On a regular basis, take time to tend to your foot health, as happy feet make happy people.
- Spend at least 10 minutes every night with your feet elevated above the level of your heart, for improved circulation.
- Before slipping into socks, stockings or shoes, moisturize, and when home, give your feet a good airing out, after which you re-moisturize, with a massaging effort to produce improved blood flow to your feet.
- At least twice a week, soak your feet in a nice, warm tub of water, with one of the wonderful foaming foot baths, or your own mix of essential oils blended with epsom salts. Peppermint is a great refresher, and chamomile soothes.

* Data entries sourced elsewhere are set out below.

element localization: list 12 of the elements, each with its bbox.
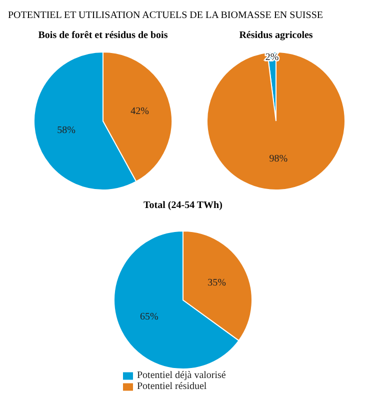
- data-label: 98%: [269, 153, 288, 164]
- data-label: 42%: [130, 106, 149, 118]
- data-label: 35%: [208, 277, 226, 288]
- data-label: 65%: [140, 312, 158, 323]
- legend-label: Potentiel déjà valorisé: [137, 370, 226, 381]
- chart-title: Résidus agricoles: [238, 30, 314, 43]
- data-label: 58%: [57, 124, 76, 136]
- pie-slice: [206, 52, 346, 190]
- legend-label: Potentiel résiduel: [137, 381, 207, 392]
- chart-title: Bois de forêt et résidus de bois: [37, 30, 169, 43]
- text: POTENTIEL ET UTILISATION ACTUELS DE LA BIOMASSE EN SUISSE: [8, 10, 323, 21]
- chart-title: Total (24-54 TWh): [142, 200, 224, 213]
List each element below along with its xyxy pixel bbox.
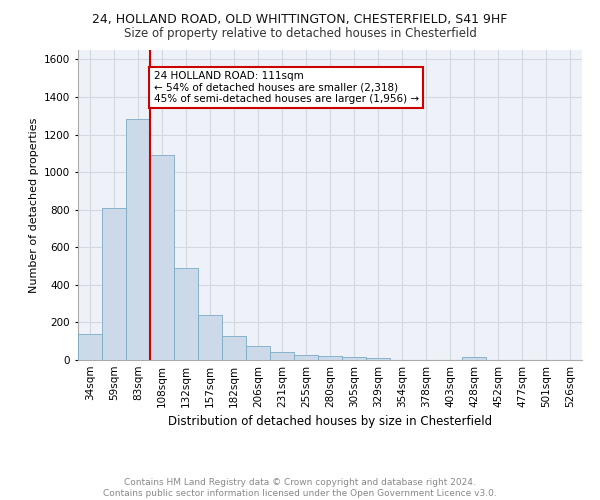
Text: 24, HOLLAND ROAD, OLD WHITTINGTON, CHESTERFIELD, S41 9HF: 24, HOLLAND ROAD, OLD WHITTINGTON, CHEST… (92, 12, 508, 26)
Bar (78, 334, 102, 360)
Bar (462, 356, 486, 360)
Text: 24 HOLLAND ROAD: 111sqm
← 54% of detached houses are smaller (2,318)
45% of semi: 24 HOLLAND ROAD: 111sqm ← 54% of detache… (154, 70, 419, 104)
Bar (102, 208, 126, 360)
Bar (270, 352, 294, 360)
Bar (366, 358, 390, 360)
Bar (198, 316, 222, 360)
Text: Size of property relative to detached houses in Chesterfield: Size of property relative to detached ho… (124, 28, 476, 40)
Bar (342, 356, 366, 360)
Text: Contains HM Land Registry data © Crown copyright and database right 2024.
Contai: Contains HM Land Registry data © Crown c… (103, 478, 497, 498)
X-axis label: Distribution of detached houses by size in Chesterfield: Distribution of detached houses by size … (168, 416, 492, 428)
Y-axis label: Number of detached properties: Number of detached properties (29, 118, 38, 292)
Bar (222, 336, 246, 360)
Bar (126, 118, 150, 360)
Bar (174, 268, 198, 360)
Bar (150, 155, 174, 360)
Bar (318, 356, 342, 360)
Bar (294, 354, 318, 360)
Bar (246, 346, 270, 360)
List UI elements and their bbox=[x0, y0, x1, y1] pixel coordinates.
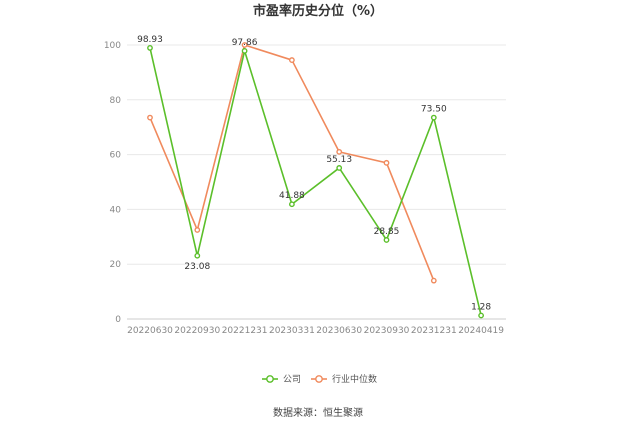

- Immediately after removing feet from soaking, pay attention to the areas of skin that appear to be almost white. This is dead skin, and your best bet is to remove it. Slough off that mess while your feet are still damp from soaking.
- Take this time to inspect for skin overgrowth that needs trimming, at cuticles, and filing down new nail growth. Gently remove built-up dirt and such from under nails, and follow up with polish, as needed.
- Once a month, follow up with a good salt scrub. They’re all good, you just need to select your fragrance. Following the foot scrub, wash your feet and proceed.
- Your clean, dry feet should be moisturized in a massaging effort, to work that lotion or serum deeply into those layers of skin. Avoid mineral oil, always, but look for glycolic acid, eucalyptus, salicylic acid, seaweed, peppermint and urea.
- For extra moisturizing power, immediately after loading up your feet with a rich, emollient moisturizer, slip on some cotton socks and let everything fully soak in, overnight.